L’esecuzione del pezzo, creato dalla Childs nel 1979, è stata affidata ai danzatori del Ballet de l’Opéra du Rhin, con cui la coreografa statunitense collabora da tempo. La musica è quella ipnotica e ripetitiva di Philip Glass mentre la scenografia - che si intravede nella proiezione video che a tratti invade il palco - è opera dell’artista minimalista Sol LeWitt, il quale ha ideato anche gli schemi grafici che determinano gli spostamenti dei danzatori sullo spazio scenico. I movimenti si ripetono in maniera modulare, in un flusso continuo che alterna composizioni di gruppo ad assoli e sembra ripetersi identico all’infinito. In realtà, anche se in maniera quasi impercettibile, la qualità del movimento subisce delle lievi variazioni, raffreddandosi progressivamente, e l’effetto risulta allo stesso tempo coinvolgente ed estenuante.
Dance rappresenta una pietra miliare dell’estetica minimalista, da apprezzare per la sua vibrante e solo apparente freddezza.

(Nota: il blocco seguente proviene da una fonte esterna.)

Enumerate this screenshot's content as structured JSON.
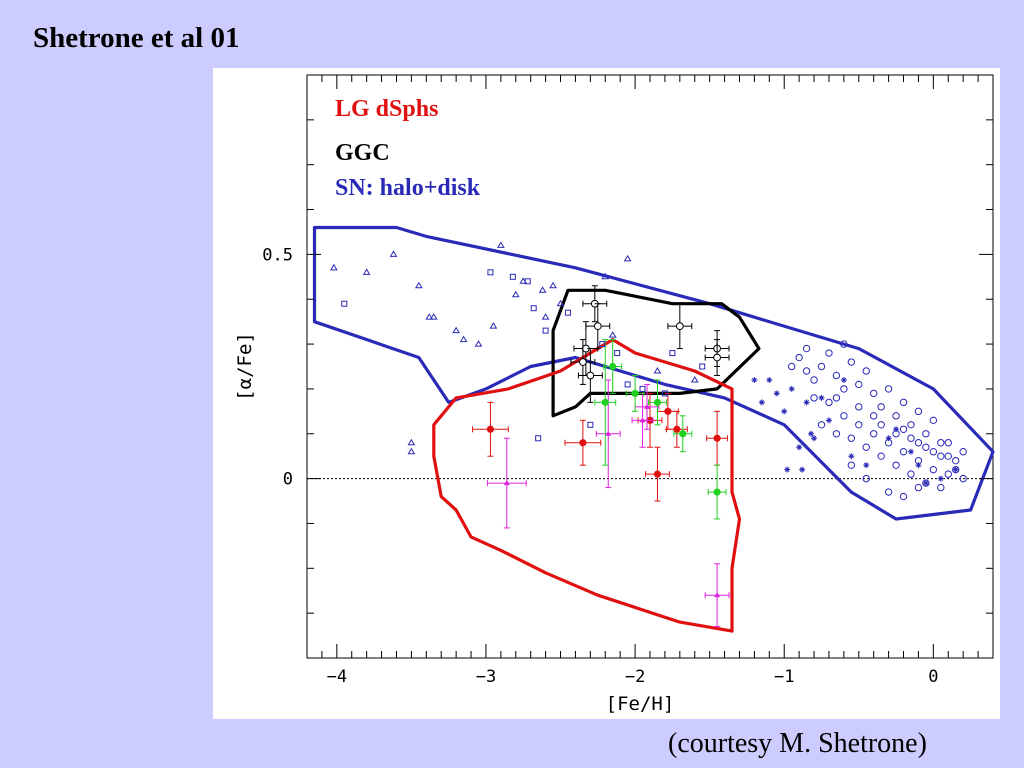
{
  "slide": {
    "title": "Shetrone et al 01",
    "credit": "(courtesy M. Shetrone)"
  },
  "colors": {
    "background": "#ccccff",
    "dsph": "#e01010",
    "ggc": "#000000",
    "sn": "#2a2ab8",
    "magenta": "#e020e0",
    "green": "#20d020"
  },
  "chart_data": {
    "type": "scatter",
    "xlabel": "[Fe/H]",
    "ylabel": "[α/Fe]",
    "xlim": [
      -4.2,
      0.4
    ],
    "ylim": [
      -0.4,
      0.9
    ],
    "xticks": [
      {
        "v": -4,
        "label": "−4"
      },
      {
        "v": -3,
        "label": "−3"
      },
      {
        "v": -2,
        "label": "−2"
      },
      {
        "v": -1,
        "label": "−1"
      },
      {
        "v": 0,
        "label": "0"
      }
    ],
    "yticks": [
      {
        "v": 0,
        "label": "0"
      },
      {
        "v": 0.5,
        "label": "0.5"
      }
    ],
    "zero_line": true,
    "legend": [
      {
        "label": "LG dSphs",
        "color": "#e01010"
      },
      {
        "label": "GGC",
        "color": "#000000"
      },
      {
        "label": "SN: halo+disk",
        "color": "#2a2ab8"
      }
    ],
    "regions": [
      {
        "name": "SN: halo+disk",
        "color": "#2a2ab8",
        "points": [
          [
            -4.15,
            0.56
          ],
          [
            -3.6,
            0.56
          ],
          [
            -3.4,
            0.54
          ],
          [
            -2.4,
            0.47
          ],
          [
            -1.5,
            0.39
          ],
          [
            -1.2,
            0.36
          ],
          [
            -0.5,
            0.29
          ],
          [
            0.0,
            0.2
          ],
          [
            0.4,
            0.06
          ],
          [
            0.25,
            -0.07
          ],
          [
            -0.25,
            -0.09
          ],
          [
            -0.55,
            -0.03
          ],
          [
            -1.0,
            0.12
          ],
          [
            -1.4,
            0.18
          ],
          [
            -1.8,
            0.21
          ],
          [
            -2.1,
            0.24
          ],
          [
            -2.4,
            0.27
          ],
          [
            -2.7,
            0.25
          ],
          [
            -3.0,
            0.2
          ],
          [
            -3.25,
            0.17
          ],
          [
            -3.45,
            0.27
          ],
          [
            -4.15,
            0.35
          ]
        ]
      },
      {
        "name": "GGC",
        "color": "#000000",
        "points": [
          [
            -2.45,
            0.42
          ],
          [
            -2.2,
            0.42
          ],
          [
            -1.9,
            0.4
          ],
          [
            -1.75,
            0.39
          ],
          [
            -1.42,
            0.39
          ],
          [
            -1.3,
            0.36
          ],
          [
            -1.17,
            0.29
          ],
          [
            -1.45,
            0.2
          ],
          [
            -1.7,
            0.19
          ],
          [
            -1.8,
            0.19
          ],
          [
            -2.05,
            0.19
          ],
          [
            -2.3,
            0.19
          ],
          [
            -2.4,
            0.16
          ],
          [
            -2.55,
            0.14
          ],
          [
            -2.55,
            0.33
          ]
        ]
      },
      {
        "name": "LG dSphs",
        "color": "#e01010",
        "points": [
          [
            -2.15,
            0.31
          ],
          [
            -2.0,
            0.28
          ],
          [
            -1.6,
            0.24
          ],
          [
            -1.35,
            0.2
          ],
          [
            -1.35,
            0.06
          ],
          [
            -1.35,
            -0.03
          ],
          [
            -1.3,
            -0.09
          ],
          [
            -1.35,
            -0.2
          ],
          [
            -1.35,
            -0.34
          ],
          [
            -1.7,
            -0.32
          ],
          [
            -2.25,
            -0.26
          ],
          [
            -2.6,
            -0.21
          ],
          [
            -2.9,
            -0.16
          ],
          [
            -3.1,
            -0.13
          ],
          [
            -3.2,
            -0.07
          ],
          [
            -3.3,
            -0.04
          ],
          [
            -3.35,
            0.05
          ],
          [
            -3.35,
            0.12
          ],
          [
            -3.2,
            0.18
          ],
          [
            -2.85,
            0.2
          ],
          [
            -2.5,
            0.24
          ],
          [
            -2.3,
            0.28
          ]
        ]
      }
    ],
    "series": [
      {
        "name": "",
        "color": "#e01010",
        "marker": "dot",
        "points": [
          {
            "x": -2.97,
            "y": 0.11,
            "ex": 0.12,
            "ey": 0.06
          },
          {
            "x": -2.35,
            "y": 0.08,
            "ex": 0.12,
            "ey": 0.05
          },
          {
            "x": -1.9,
            "y": 0.13,
            "ex": 0.08,
            "ey": 0.06
          },
          {
            "x": -1.85,
            "y": 0.01,
            "ex": 0.08,
            "ey": 0.06
          },
          {
            "x": -1.78,
            "y": 0.15,
            "ex": 0.07,
            "ey": 0.04
          },
          {
            "x": -1.72,
            "y": 0.11,
            "ex": 0.07,
            "ey": 0.04
          },
          {
            "x": -1.45,
            "y": 0.09,
            "ex": 0.07,
            "ey": 0.06
          }
        ]
      },
      {
        "name": "",
        "color": "#e020e0",
        "marker": "triangle",
        "points": [
          {
            "x": -2.86,
            "y": -0.01,
            "ex": 0.13,
            "ey": 0.1
          },
          {
            "x": -2.18,
            "y": 0.1,
            "ex": 0.08,
            "ey": 0.12
          },
          {
            "x": -1.95,
            "y": 0.13,
            "ex": 0.07,
            "ey": 0.06
          },
          {
            "x": -1.92,
            "y": 0.16,
            "ex": 0.08,
            "ey": 0.05
          },
          {
            "x": -1.45,
            "y": -0.26,
            "ex": 0.08,
            "ey": 0.07
          }
        ]
      },
      {
        "name": "",
        "color": "#20d020",
        "marker": "dot",
        "points": [
          {
            "x": -2.15,
            "y": 0.25,
            "ex": 0.06,
            "ey": 0.06
          },
          {
            "x": -2.0,
            "y": 0.19,
            "ex": 0.06,
            "ey": 0.04
          },
          {
            "x": -1.85,
            "y": 0.17,
            "ex": 0.06,
            "ey": 0.05
          },
          {
            "x": -1.68,
            "y": 0.1,
            "ex": 0.06,
            "ey": 0.04
          },
          {
            "x": -1.45,
            "y": -0.03,
            "ex": 0.06,
            "ey": 0.06
          },
          {
            "x": -2.2,
            "y": 0.17,
            "ex": 0.07,
            "ey": 0.14
          }
        ]
      },
      {
        "name": "",
        "color": "#000000",
        "marker": "circle",
        "points": [
          {
            "x": -2.27,
            "y": 0.39,
            "ex": 0.08,
            "ey": 0.04
          },
          {
            "x": -2.25,
            "y": 0.34,
            "ex": 0.08,
            "ey": 0.05
          },
          {
            "x": -2.33,
            "y": 0.29,
            "ex": 0.08,
            "ey": 0.06
          },
          {
            "x": -2.35,
            "y": 0.26,
            "ex": 0.08,
            "ey": 0.05
          },
          {
            "x": -2.3,
            "y": 0.23,
            "ex": 0.08,
            "ey": 0.06
          },
          {
            "x": -1.7,
            "y": 0.34,
            "ex": 0.08,
            "ey": 0.05
          },
          {
            "x": -1.45,
            "y": 0.29,
            "ex": 0.08,
            "ey": 0.04
          },
          {
            "x": -1.45,
            "y": 0.27,
            "ex": 0.08,
            "ey": 0.04
          }
        ]
      },
      {
        "name": "",
        "color": "#2a2ab8",
        "marker": "open-triangle",
        "points": [
          {
            "x": -4.02,
            "y": 0.47
          },
          {
            "x": -3.8,
            "y": 0.46
          },
          {
            "x": -3.62,
            "y": 0.5
          },
          {
            "x": -3.45,
            "y": 0.43
          },
          {
            "x": -3.38,
            "y": 0.36
          },
          {
            "x": -3.35,
            "y": 0.36
          },
          {
            "x": -3.2,
            "y": 0.33
          },
          {
            "x": -3.15,
            "y": 0.31
          },
          {
            "x": -2.9,
            "y": 0.52
          },
          {
            "x": -2.75,
            "y": 0.44
          },
          {
            "x": -2.62,
            "y": 0.42
          },
          {
            "x": -2.55,
            "y": 0.43
          },
          {
            "x": -2.5,
            "y": 0.39
          },
          {
            "x": -2.2,
            "y": 0.45
          },
          {
            "x": -2.05,
            "y": 0.49
          },
          {
            "x": -2.8,
            "y": 0.41
          },
          {
            "x": -2.95,
            "y": 0.34
          },
          {
            "x": -3.05,
            "y": 0.3
          },
          {
            "x": -3.5,
            "y": 0.08
          },
          {
            "x": -3.5,
            "y": 0.06
          },
          {
            "x": -2.6,
            "y": 0.36
          },
          {
            "x": -2.15,
            "y": 0.32
          },
          {
            "x": -1.85,
            "y": 0.24
          },
          {
            "x": -1.6,
            "y": 0.22
          }
        ]
      },
      {
        "name": "",
        "color": "#2a2ab8",
        "marker": "open-square",
        "points": [
          {
            "x": -3.95,
            "y": 0.39
          },
          {
            "x": -2.97,
            "y": 0.46
          },
          {
            "x": -2.82,
            "y": 0.45
          },
          {
            "x": -2.72,
            "y": 0.44
          },
          {
            "x": -2.68,
            "y": 0.38
          },
          {
            "x": -2.6,
            "y": 0.33
          },
          {
            "x": -2.45,
            "y": 0.37
          },
          {
            "x": -2.22,
            "y": 0.3
          },
          {
            "x": -2.12,
            "y": 0.28
          },
          {
            "x": -2.05,
            "y": 0.21
          },
          {
            "x": -1.95,
            "y": 0.2
          },
          {
            "x": -1.8,
            "y": 0.19
          },
          {
            "x": -2.65,
            "y": 0.09
          },
          {
            "x": -2.3,
            "y": 0.12
          },
          {
            "x": -1.75,
            "y": 0.28
          },
          {
            "x": -1.55,
            "y": 0.25
          }
        ]
      },
      {
        "name": "",
        "color": "#2a2ab8",
        "marker": "star",
        "points": [
          {
            "x": -1.2,
            "y": 0.22
          },
          {
            "x": -1.1,
            "y": 0.22
          },
          {
            "x": -1.15,
            "y": 0.17
          },
          {
            "x": -1.05,
            "y": 0.19
          },
          {
            "x": -0.95,
            "y": 0.2
          },
          {
            "x": -0.85,
            "y": 0.17
          },
          {
            "x": -0.82,
            "y": 0.1
          },
          {
            "x": -0.9,
            "y": 0.07
          },
          {
            "x": -0.98,
            "y": 0.02
          },
          {
            "x": -0.88,
            "y": 0.02
          },
          {
            "x": -0.7,
            "y": 0.13
          },
          {
            "x": -0.75,
            "y": 0.18
          },
          {
            "x": -0.55,
            "y": 0.05
          },
          {
            "x": -0.45,
            "y": 0.03
          },
          {
            "x": -0.3,
            "y": 0.09
          },
          {
            "x": -0.25,
            "y": 0.11
          },
          {
            "x": -0.15,
            "y": 0.06
          },
          {
            "x": -0.1,
            "y": 0.03
          },
          {
            "x": -0.05,
            "y": -0.01
          },
          {
            "x": 0.05,
            "y": 0.0
          },
          {
            "x": 0.15,
            "y": 0.02
          },
          {
            "x": -0.8,
            "y": 0.09
          },
          {
            "x": -1.0,
            "y": 0.15
          },
          {
            "x": -0.6,
            "y": 0.22
          }
        ]
      },
      {
        "name": "",
        "color": "#2a2ab8",
        "marker": "open-circle",
        "points": [
          {
            "x": -0.9,
            "y": 0.27
          },
          {
            "x": -0.85,
            "y": 0.24
          },
          {
            "x": -0.8,
            "y": 0.22
          },
          {
            "x": -0.75,
            "y": 0.25
          },
          {
            "x": -0.7,
            "y": 0.28
          },
          {
            "x": -0.65,
            "y": 0.23
          },
          {
            "x": -0.6,
            "y": 0.2
          },
          {
            "x": -0.55,
            "y": 0.26
          },
          {
            "x": -0.5,
            "y": 0.21
          },
          {
            "x": -0.45,
            "y": 0.24
          },
          {
            "x": -0.4,
            "y": 0.19
          },
          {
            "x": -0.35,
            "y": 0.16
          },
          {
            "x": -0.3,
            "y": 0.2
          },
          {
            "x": -0.25,
            "y": 0.14
          },
          {
            "x": -0.2,
            "y": 0.17
          },
          {
            "x": -0.15,
            "y": 0.12
          },
          {
            "x": -0.1,
            "y": 0.15
          },
          {
            "x": -0.05,
            "y": 0.1
          },
          {
            "x": 0.0,
            "y": 0.13
          },
          {
            "x": 0.05,
            "y": 0.08
          },
          {
            "x": 0.1,
            "y": 0.05
          },
          {
            "x": 0.15,
            "y": 0.02
          },
          {
            "x": -0.75,
            "y": 0.12
          },
          {
            "x": -0.7,
            "y": 0.17
          },
          {
            "x": -0.65,
            "y": 0.1
          },
          {
            "x": -0.6,
            "y": 0.14
          },
          {
            "x": -0.55,
            "y": 0.09
          },
          {
            "x": -0.5,
            "y": 0.12
          },
          {
            "x": -0.45,
            "y": 0.07
          },
          {
            "x": -0.4,
            "y": 0.1
          },
          {
            "x": -0.35,
            "y": 0.05
          },
          {
            "x": -0.3,
            "y": 0.08
          },
          {
            "x": -0.25,
            "y": 0.03
          },
          {
            "x": -0.2,
            "y": 0.06
          },
          {
            "x": -0.15,
            "y": 0.01
          },
          {
            "x": -0.1,
            "y": 0.04
          },
          {
            "x": -0.05,
            "y": -0.01
          },
          {
            "x": 0.0,
            "y": 0.02
          },
          {
            "x": 0.05,
            "y": -0.02
          },
          {
            "x": 0.1,
            "y": 0.01
          },
          {
            "x": 0.15,
            "y": 0.04
          },
          {
            "x": 0.2,
            "y": 0.06
          },
          {
            "x": -0.3,
            "y": -0.03
          },
          {
            "x": -0.2,
            "y": -0.04
          },
          {
            "x": -0.1,
            "y": -0.02
          },
          {
            "x": -0.45,
            "y": 0.0
          },
          {
            "x": -0.55,
            "y": 0.03
          },
          {
            "x": -0.35,
            "y": 0.12
          },
          {
            "x": -0.25,
            "y": 0.1
          },
          {
            "x": -0.15,
            "y": 0.09
          },
          {
            "x": -0.05,
            "y": 0.07
          },
          {
            "x": 0.05,
            "y": 0.05
          },
          {
            "x": -0.65,
            "y": 0.18
          },
          {
            "x": -0.5,
            "y": 0.16
          },
          {
            "x": -0.4,
            "y": 0.14
          },
          {
            "x": -0.2,
            "y": 0.11
          },
          {
            "x": -0.1,
            "y": 0.08
          },
          {
            "x": 0.0,
            "y": 0.06
          },
          {
            "x": 0.1,
            "y": 0.08
          },
          {
            "x": 0.2,
            "y": 0.0
          },
          {
            "x": -0.6,
            "y": 0.3
          },
          {
            "x": -0.8,
            "y": 0.18
          },
          {
            "x": -0.95,
            "y": 0.25
          },
          {
            "x": -0.85,
            "y": 0.29
          }
        ]
      }
    ]
  }
}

Non del tutto azzeccato è parso l’accostamento con il secondo pezzo, Il mandarino meraviglioso, adattamento da un’opera di Béla Bartók; certamente interessante per la lettura di stampo espressionista datane dalla Childs, la coreografia ha purtroppo smontato la suspence ipnotica creata sugli spettatori dal primo pezzo.